This is what I said in my New Year message:

“More exciting, however, are the elections coming up in Italy on 4th March.  All that can be said with any certainty is that they will be messy, confused, chaotic and ugly.  It is anyone’s guess what will emerge from all this. One distinct possibility, however, is a grand coalition of the anti-euro forces: Five Star, the Brothers of Italy, and the Northern League. Watch this space!”

In July 2012 the euro faced a real existential threat. Greece was in its third year of catastrophic chaos and bond yields in Italy and Spain had reached 8%.

Mario Draghi was staring into an abyss, but then uttered some magic words: “The ECB will do all it takes, within its powers, to preserve the euro; and believe me, it will be enough.”  This was, without doubt, the most effective sentence ever spoken by a central banker, as it has kept the world hoodwinked about the euro ever since.  However, this false sense of security for the euro just might just be fatally shattered on Sunday when Italy goes to the polls.

The majority of the Italian parties are now hostile to the euro to differing extents and in different ways. This is because the Italian economy is in a worse state than was Greece in 2012; its banks are all bust and its debt to GDP ratio is worse than Greece’s is.  Unfortunately for the euro, Italy is massively bigger than Greece; too big to save and too big to fail.  Whatever happens on Sunday, it is going to be very bad news indeed for the euro, one way or another.
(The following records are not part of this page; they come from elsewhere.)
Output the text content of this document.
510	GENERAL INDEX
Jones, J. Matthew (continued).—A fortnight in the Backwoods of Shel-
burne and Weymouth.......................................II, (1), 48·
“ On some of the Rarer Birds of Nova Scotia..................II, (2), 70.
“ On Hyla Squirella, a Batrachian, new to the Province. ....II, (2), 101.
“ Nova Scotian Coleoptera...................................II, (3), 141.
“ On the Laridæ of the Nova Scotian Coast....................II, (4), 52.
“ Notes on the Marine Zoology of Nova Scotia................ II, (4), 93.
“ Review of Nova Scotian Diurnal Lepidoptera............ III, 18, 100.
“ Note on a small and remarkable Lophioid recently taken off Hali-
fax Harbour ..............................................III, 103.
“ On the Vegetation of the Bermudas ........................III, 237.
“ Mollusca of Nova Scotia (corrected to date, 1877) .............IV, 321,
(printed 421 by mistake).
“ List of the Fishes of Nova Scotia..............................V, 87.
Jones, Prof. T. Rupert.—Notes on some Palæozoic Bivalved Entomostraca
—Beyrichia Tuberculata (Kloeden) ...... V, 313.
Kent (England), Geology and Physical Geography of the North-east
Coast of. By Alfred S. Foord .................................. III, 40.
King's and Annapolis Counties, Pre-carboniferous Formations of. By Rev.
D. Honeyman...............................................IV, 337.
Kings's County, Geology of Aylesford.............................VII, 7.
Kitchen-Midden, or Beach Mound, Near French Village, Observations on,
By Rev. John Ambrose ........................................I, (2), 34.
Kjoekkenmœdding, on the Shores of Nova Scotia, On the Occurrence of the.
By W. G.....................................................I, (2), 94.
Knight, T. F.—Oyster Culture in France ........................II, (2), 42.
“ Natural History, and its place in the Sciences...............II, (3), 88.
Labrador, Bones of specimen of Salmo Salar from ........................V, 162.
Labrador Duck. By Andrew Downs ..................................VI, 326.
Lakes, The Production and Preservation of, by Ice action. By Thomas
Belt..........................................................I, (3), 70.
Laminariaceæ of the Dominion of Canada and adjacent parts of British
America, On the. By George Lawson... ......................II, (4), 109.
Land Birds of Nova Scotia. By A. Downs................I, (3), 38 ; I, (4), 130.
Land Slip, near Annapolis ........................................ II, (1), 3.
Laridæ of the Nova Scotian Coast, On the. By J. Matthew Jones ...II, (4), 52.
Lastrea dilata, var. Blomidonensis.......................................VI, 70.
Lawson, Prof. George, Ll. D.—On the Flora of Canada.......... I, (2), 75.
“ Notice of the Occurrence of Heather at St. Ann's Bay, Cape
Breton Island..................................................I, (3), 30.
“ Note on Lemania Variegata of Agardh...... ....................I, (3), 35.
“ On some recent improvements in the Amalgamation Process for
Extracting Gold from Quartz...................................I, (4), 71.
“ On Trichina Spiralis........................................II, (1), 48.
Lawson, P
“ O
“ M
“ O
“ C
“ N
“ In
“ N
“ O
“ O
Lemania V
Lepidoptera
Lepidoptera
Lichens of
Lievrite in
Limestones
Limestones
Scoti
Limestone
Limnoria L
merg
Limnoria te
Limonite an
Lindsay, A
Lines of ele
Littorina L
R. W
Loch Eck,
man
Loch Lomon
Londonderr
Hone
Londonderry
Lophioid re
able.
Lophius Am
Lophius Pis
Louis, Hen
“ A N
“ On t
I have been writing to the PM and emailing Mr Davis and some MPs for over a year now on various Brexit matters, and I dearly wish that my advice be followed.  I do not know if they have seen any of the said correspondence, but I now summarise below some of the main points I have raised:

The ECA 1972 now serves no useful purpose and must be repealed as soon as possible.  The seminal Act now going through Parliament indeed has this as Clause 1, but that must be actioned without delay.  If, God forbid, the ECA 1972 was still in force at the moment when the UK is released from the Treaties as per Article 50, it would promptly put them all back again!

Article 50 does not release the UK from the Treaties at 11.00 pm UK time on 29 March 2019 unless there has been no Agreement endorsed by the European Parliament by that striking of the clock.
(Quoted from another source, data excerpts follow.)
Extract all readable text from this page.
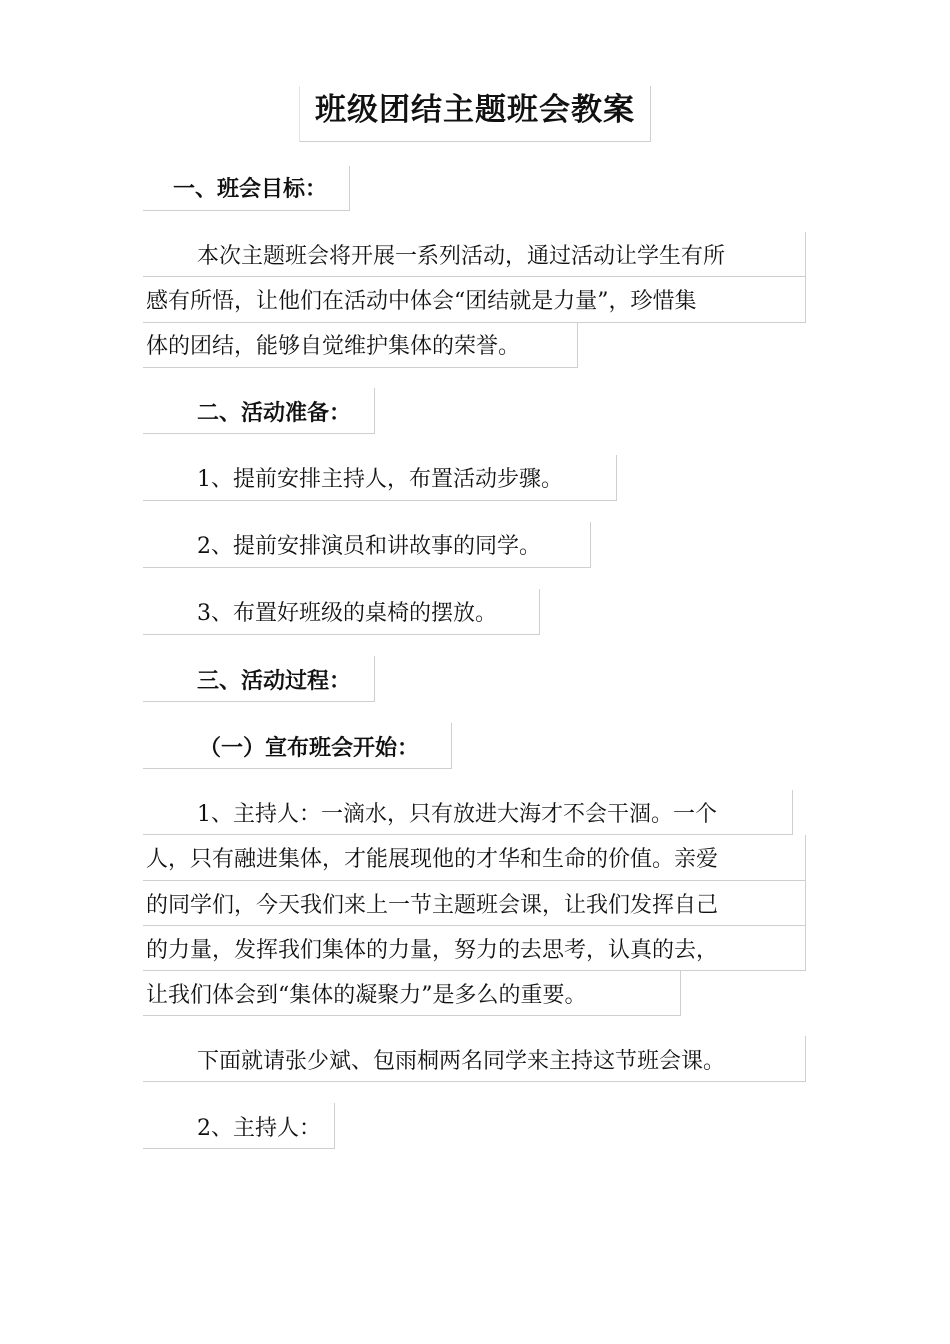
班级团结主题班会教案
一、班会目标：
本次主题班会将开展一系列活动，通过活动让学生有所
感有所悟，让他们在活动中体会“团结就是力量”，珍惜集
体的团结，能够自觉维护集体的荣誉。
二、活动准备：
1、提前安排主持人，布置活动步骤。
2、提前安排演员和讲故事的同学。
3、布置好班级的桌椅的摆放。
三、活动过程：
（一）宣布班会开始：
1、主持人：一滴水，只有放进大海才不会干涸。一个
人，只有融进集体，才能展现他的才华和生命的价值。亲爱
的同学们，今天我们来上一节主题班会课，让我们发挥自己
的力量，发挥我们集体的力量，努力的去思考，认真的去，
让我们体会到“集体的凝聚力”是多么的重要。
下面就请张少斌、包雨桐两名同学来主持这节班会课。
2、主持人：
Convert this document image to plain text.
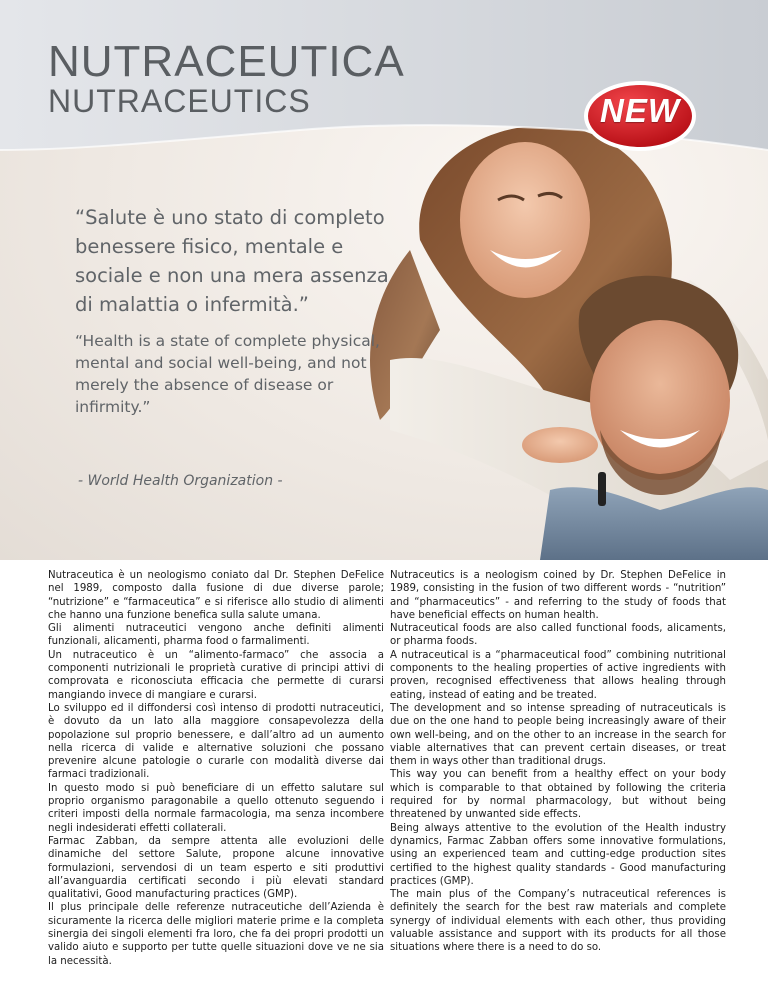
NUTRACEUTICA
NUTRACEUTICS	NEW

“Salute è uno stato di completo benessere fisico, mentale e sociale e non una mera assenza di malattia o infermità.”

“Health is a state of complete physical, mental and social well-being, and not merely the absence of disease or infirmity.”

- World Health Organization -

Nutraceutica è un neologismo coniato dal Dr. Stephen DeFelice nel 1989, composto dalla fusione di due diverse parole; “nutrizione” e “farmaceutica” e si riferisce allo studio di alimenti che hanno una funzione benefica sulla salute umana.

Gli alimenti nutraceutici vengono anche definiti alimenti funzionali, alicamenti, pharma food o farmalimenti.

Un nutraceutico è un “alimento-farmaco” che associa a componenti nutrizionali le proprietà curative di principi attivi di comprovata e riconosciuta efficacia che permette di curarsi mangiando invece di mangiare e curarsi.

Lo sviluppo ed il diffondersi così intenso di prodotti nutraceutici, è dovuto da un lato alla maggiore consapevolezza della popolazione sul proprio benessere, e dall’altro ad un aumento nella ricerca di valide e alternative soluzioni che possano prevenire alcune patologie o curarle con modalità diverse dai farmaci tradizionali.

In questo modo si può beneficiare di un effetto salutare sul proprio organismo paragonabile a quello ottenuto seguendo i criteri imposti della normale farmacologia, ma senza incombere negli indesiderati effetti collaterali.

Farmac Zabban, da sempre attenta alle evoluzioni delle dinamiche del settore Salute, propone alcune innovative formulazioni, servendosi di un team esperto e siti produttivi all’avanguardia certificati secondo i più elevati standard qualitativi, Good manufacturing practices (GMP).

Il plus principale delle referenze nutraceutiche dell’Azienda è sicuramente la ricerca delle migliori materie prime e la completa sinergia dei singoli elementi fra loro, che fa dei propri prodotti un valido aiuto e supporto per tutte quelle situazioni dove ve ne sia la necessità.

Nutraceutics is a neologism coined by Dr. Stephen DeFelice in 1989, consisting in the fusion of two different words - “nutrition” and “pharmaceutics” - and referring to the study of foods that have beneficial effects on human health.

Nutraceutical foods are also called functional foods, alicaments, or pharma foods.

A nutraceutical is a “pharmaceutical food” combining nutritional components to the healing properties of active ingredients with proven, recognised effectiveness that allows healing through eating, instead of eating and be treated.

The development and so intense spreading of nutraceuticals is due on the one hand to people being increasingly aware of their own well-being, and on the other to an increase in the search for viable alternatives that can prevent certain diseases, or treat them in ways other than traditional drugs.

This way you can benefit from a healthy effect on your body which is comparable to that obtained by following the criteria required for by normal pharmacology, but without being threatened by unwanted side effects.

Being always attentive to the evolution of the Health industry dynamics, Farmac Zabban offers some innovative formulations, using an experienced team and cutting-edge production sites certified to the highest quality standards - Good manufacturing practices (GMP).

The main plus of the Company’s nutraceutical references is definitely the search for the best raw materials and complete synergy of individual elements with each other, thus providing valuable assistance and support with its products for all those situations where there is a need to do so.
If there is such an Agreement, the release occurs at the moment of that endorsement.

Article 50 does not provide for any transition period other than the maximum of two years from the Notification; so, we are nearly a year into that transition period.

If there is no Agreement, there is no “divorce bill”.  (In any event, the Article 50 process has nothing in common with divorce at all; it is more like a release from prison).  But the hard fact means that the EU is scared witless that the UK might leave without an Agreement, so the UK really does hold all the aces in these negotiations.

This brings me neatly to my final point, the first bit of which is that the UK should make it clear that it wants no change at all to the current free trade in goods and services which exists now between the UK and the EU after the UK has been released from the Treaties.  If the EU wants any such change, Michel Barnier (or Michel Barrier as I now see him), must be made to specify those changes immediately.

The second and final limb of this last and most important point is that the Irish Border provides a solution and not a problem.  Everyone agrees that there must be absolutely no hardening at all of the soft and seamless border which exists now between Eire and the North, but Eire is very much indeed “one of the 27”, and as such it will remain imprisoned by the Customs Union and the Single Market after the UK has been released from the Treaties.  This means that is forbidden from having any trading arrangement with any nation outside the EU which is not common to all the 27.  QED.

Everyone knows, not least European businesses, that continued free trade is in the best interests of everyone anyway, and Eire provides the reason why legally it has to be that way anyway.  Michel Barrier was aware of this trap when he commented about a year ago that Eire could not be used as “test case”, but in so saying he was clutching at straws that did not even exist.  The 27 are 27, not 26+1.  That is how the EU insists things are, and in so saying they are absolutely right as a matter of EU law.